С формальной стороны соглашение в Бухлау нарушено не было. Судя по всему, конкретные даты аннексии Боснии и Герцеговины на встрече русского и австрийского министров не обсуждались, а свои обещания насчет проливов Эренталь дезавуировать не собирался. Однако Извольский чувствовал себя обманутым, ибо теперь дело обстояло так, что австрийцы уже завладели своей частью добычи, а России предстояло еще много хлопот, чтобы получить причитавшуюся ей поживу. Более того, в случае созыва международной конференции нарушительницей Берлинского трактата фактически выступила бы одна Россия, так как действия Австрии и Болгарии по существу только закрепляли давно существующее положение.
После этого неприятности стали нарастать, как снежный ком. В Париже Извольского ждало новое разочарование. Французский министр иностранных дел Стефан Пишон в доверительной беседе выказал полное сочувствие русским планам. Однако официальную поддержку своей страны он обещал лишь в том случае, если Россия предварительно заручится согласием Англии.
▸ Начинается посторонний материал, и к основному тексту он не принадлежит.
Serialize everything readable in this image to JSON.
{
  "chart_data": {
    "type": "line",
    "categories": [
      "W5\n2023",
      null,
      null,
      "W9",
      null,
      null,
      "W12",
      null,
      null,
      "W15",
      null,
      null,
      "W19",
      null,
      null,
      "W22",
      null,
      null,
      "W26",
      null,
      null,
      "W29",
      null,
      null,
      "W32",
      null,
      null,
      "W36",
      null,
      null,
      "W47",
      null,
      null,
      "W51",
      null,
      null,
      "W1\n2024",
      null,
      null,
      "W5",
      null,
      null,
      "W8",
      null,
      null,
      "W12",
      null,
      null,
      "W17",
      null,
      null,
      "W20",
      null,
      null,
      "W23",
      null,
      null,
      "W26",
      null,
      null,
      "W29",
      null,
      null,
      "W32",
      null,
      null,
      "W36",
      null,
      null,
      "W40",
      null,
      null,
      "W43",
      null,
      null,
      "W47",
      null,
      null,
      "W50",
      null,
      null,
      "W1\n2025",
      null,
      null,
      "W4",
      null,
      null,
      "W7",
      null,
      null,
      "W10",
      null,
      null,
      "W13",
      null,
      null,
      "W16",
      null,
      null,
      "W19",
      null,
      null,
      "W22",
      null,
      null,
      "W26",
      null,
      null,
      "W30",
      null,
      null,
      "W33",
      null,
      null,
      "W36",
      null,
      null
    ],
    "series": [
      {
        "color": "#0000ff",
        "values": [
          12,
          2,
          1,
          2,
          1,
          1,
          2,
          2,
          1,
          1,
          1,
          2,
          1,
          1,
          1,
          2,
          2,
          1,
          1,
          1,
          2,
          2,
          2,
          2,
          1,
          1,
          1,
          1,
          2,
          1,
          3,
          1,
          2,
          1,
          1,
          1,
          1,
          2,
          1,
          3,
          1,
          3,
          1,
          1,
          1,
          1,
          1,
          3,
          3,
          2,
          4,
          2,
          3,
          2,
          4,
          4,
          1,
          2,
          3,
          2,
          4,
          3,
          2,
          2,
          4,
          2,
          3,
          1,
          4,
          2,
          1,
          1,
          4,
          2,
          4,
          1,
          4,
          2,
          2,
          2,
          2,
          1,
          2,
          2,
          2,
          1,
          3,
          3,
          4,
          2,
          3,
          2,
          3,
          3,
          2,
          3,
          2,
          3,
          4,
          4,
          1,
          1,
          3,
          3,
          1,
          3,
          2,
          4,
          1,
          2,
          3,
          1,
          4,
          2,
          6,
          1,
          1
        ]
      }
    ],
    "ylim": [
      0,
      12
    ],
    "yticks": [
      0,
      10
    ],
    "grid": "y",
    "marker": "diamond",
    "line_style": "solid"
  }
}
Извольский устремился в Лондон. Он все еще надеялся на успех. Не далее как четыре месяца назад, в июне 1908 года, в Ревеле состоялось свидание Эдуарда VII с Николаем II. По его итогам было выпущено коммюнике, в котором сообщалось, что между Россией и Англией достигнуто полное согласие по всем международным проблемам. И действительно, британский монарх, верный духу Ревельских переговоров, убеждал министра иностранных дел Эдуарда Грея уступить Извольскому в вопросе о проливах. Но у Грея были свои соображения на этот счет. Он полагал, что если уж менять правовой режим проливов, то только в сторону их открытия для судов всех стран (фактически это означало, что в Черном море в любой момент мог появиться британский флот). Кроме того, младотурецкое правительство придерживалось тогда английской ориентации, и Грей боялся, что поддержка Англией русских требований толкнет Турцию в объятия Германии. Поэтому в Форин офис Извольского ждал решительный отказ. Напрасно он шантажировал Грея тем, что в случае провала своей миссии может быть заменен «реакционным» министром, который возьмет прогерманский курс; английский министр иностранных дел был неумолим, и Извольскому пришлось вернуться в Петербург с пустыми руками.
Дома его встретили неласково. Председатель Совета министров Петр Аркадьевич Столыпин и другие члены правительства узнали о переговорах в Бухлау из иностранных газет и были возмущены тем, что их не поставили заблаговременно в известность «о деле столь громадного исторического значения». На срочно собранном заседании они обрушились с резкой критикой на действия Извольского*.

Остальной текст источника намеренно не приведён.